Trial data reportedly holding up Amgen's plans to acquire Onyx
SOUTH SAN FRANCISCO—Those "unnamed sources" who are "close to the deal" are speaking to various media outlets again about the potential acquisition of Onyx Pharmaceuticals Inc. by Amgen Inc. And this time, they say a deal is close, but that Onyx's unwillingness to give over clinical trial data for European approval of Kyprolis is what's hanging things up.
At the crux of the matter is that Onyx doesn't have data for the blood-cancer treatment because the trial is still in process, but Amgen wants to see where things are at so that it can better gauge the potential future market value of Kyprolis. Onyx doesn't want to ask for early data out, though, reportedly out of concern that doing so might cause delays in future approval of the drug.
Data from the trial aren't due to come out until the first half of 2014.
Although talks of the acquisition are said to have "stalled" over this issue, the inside sources do indicate that Onyx is agreeable to a current offer of $130 per share, which would make for a roughly $9.5 billion deal.
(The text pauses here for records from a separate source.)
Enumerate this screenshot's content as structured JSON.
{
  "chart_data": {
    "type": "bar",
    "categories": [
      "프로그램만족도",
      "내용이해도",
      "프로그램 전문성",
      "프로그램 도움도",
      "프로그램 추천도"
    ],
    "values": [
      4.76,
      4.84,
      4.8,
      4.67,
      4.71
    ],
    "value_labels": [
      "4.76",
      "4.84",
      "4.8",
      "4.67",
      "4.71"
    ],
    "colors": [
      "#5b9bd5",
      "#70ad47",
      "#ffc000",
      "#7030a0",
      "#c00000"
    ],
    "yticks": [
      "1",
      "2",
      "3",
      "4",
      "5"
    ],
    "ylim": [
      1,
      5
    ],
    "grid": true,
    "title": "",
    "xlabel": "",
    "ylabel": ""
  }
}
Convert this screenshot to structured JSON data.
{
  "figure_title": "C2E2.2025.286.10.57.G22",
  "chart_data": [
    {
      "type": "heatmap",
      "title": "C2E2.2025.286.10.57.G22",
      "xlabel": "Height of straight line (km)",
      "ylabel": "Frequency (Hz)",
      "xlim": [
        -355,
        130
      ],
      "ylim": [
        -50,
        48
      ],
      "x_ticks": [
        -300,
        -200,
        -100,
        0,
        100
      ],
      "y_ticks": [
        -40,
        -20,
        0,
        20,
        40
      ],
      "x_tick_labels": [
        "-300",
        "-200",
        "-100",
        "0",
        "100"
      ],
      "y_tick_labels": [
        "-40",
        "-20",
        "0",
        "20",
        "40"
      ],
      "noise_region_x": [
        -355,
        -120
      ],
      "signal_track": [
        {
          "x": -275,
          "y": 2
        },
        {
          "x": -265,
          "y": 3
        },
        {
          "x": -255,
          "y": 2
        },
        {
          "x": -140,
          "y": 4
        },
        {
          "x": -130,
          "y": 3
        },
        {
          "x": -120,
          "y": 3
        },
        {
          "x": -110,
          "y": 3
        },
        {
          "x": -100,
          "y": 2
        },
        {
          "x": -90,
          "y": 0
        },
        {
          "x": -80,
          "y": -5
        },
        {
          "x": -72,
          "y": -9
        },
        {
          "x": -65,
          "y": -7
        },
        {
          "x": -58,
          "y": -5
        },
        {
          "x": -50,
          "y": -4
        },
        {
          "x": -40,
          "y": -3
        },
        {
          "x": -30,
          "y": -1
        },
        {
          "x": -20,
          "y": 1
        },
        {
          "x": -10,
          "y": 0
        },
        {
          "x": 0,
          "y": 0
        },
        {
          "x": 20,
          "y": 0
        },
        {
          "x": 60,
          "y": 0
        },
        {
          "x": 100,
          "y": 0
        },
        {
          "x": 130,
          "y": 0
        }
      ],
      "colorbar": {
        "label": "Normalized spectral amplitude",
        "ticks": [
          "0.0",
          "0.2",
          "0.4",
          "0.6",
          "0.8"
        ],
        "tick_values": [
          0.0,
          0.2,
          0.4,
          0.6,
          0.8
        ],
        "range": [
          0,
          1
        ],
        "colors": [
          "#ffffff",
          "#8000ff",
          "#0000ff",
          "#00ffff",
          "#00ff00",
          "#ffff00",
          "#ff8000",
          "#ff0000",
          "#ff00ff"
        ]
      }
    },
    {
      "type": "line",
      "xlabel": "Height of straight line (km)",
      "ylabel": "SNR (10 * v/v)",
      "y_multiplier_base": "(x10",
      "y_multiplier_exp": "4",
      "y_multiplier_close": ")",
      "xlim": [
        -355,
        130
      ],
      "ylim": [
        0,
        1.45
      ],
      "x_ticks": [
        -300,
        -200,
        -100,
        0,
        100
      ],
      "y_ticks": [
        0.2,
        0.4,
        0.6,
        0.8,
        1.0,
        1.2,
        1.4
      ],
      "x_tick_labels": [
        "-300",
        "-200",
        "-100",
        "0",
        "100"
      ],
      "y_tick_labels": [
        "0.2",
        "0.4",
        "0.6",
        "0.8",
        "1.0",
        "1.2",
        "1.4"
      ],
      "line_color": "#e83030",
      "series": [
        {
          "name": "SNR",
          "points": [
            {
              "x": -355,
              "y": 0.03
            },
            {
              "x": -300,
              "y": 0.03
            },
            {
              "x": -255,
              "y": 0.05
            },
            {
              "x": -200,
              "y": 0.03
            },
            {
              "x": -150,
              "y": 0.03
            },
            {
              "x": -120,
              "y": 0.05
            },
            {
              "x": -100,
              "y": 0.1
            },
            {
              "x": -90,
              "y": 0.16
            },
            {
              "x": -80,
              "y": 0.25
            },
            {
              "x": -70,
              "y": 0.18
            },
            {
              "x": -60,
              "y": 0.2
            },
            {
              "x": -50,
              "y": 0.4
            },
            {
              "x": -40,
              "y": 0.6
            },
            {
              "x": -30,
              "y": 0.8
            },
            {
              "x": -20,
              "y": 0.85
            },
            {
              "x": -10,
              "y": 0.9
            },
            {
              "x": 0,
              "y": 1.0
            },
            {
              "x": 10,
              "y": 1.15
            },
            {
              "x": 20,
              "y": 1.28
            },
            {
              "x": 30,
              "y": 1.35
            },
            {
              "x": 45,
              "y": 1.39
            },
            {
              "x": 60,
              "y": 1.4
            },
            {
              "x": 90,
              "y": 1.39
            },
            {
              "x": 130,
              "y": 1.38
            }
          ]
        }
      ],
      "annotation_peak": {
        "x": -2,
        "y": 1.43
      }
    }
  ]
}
That's a 50 percent premium, more or less, over where Onyx's shares were selling for when news of a potential acquisition became public knowledge in late June.
Whether this sticking point will derail a deal remains to be seen, but Onyx already has a track record with some $362 million in 2012 in revenue from Nexavar (for liver and kidney cancer) and Stivarga (for stomach cancer), both of which it is selling in partnership with Bayer AG
Analysts have estimated that revenue from Kyprolis could grow to $2.4 billion by 2019.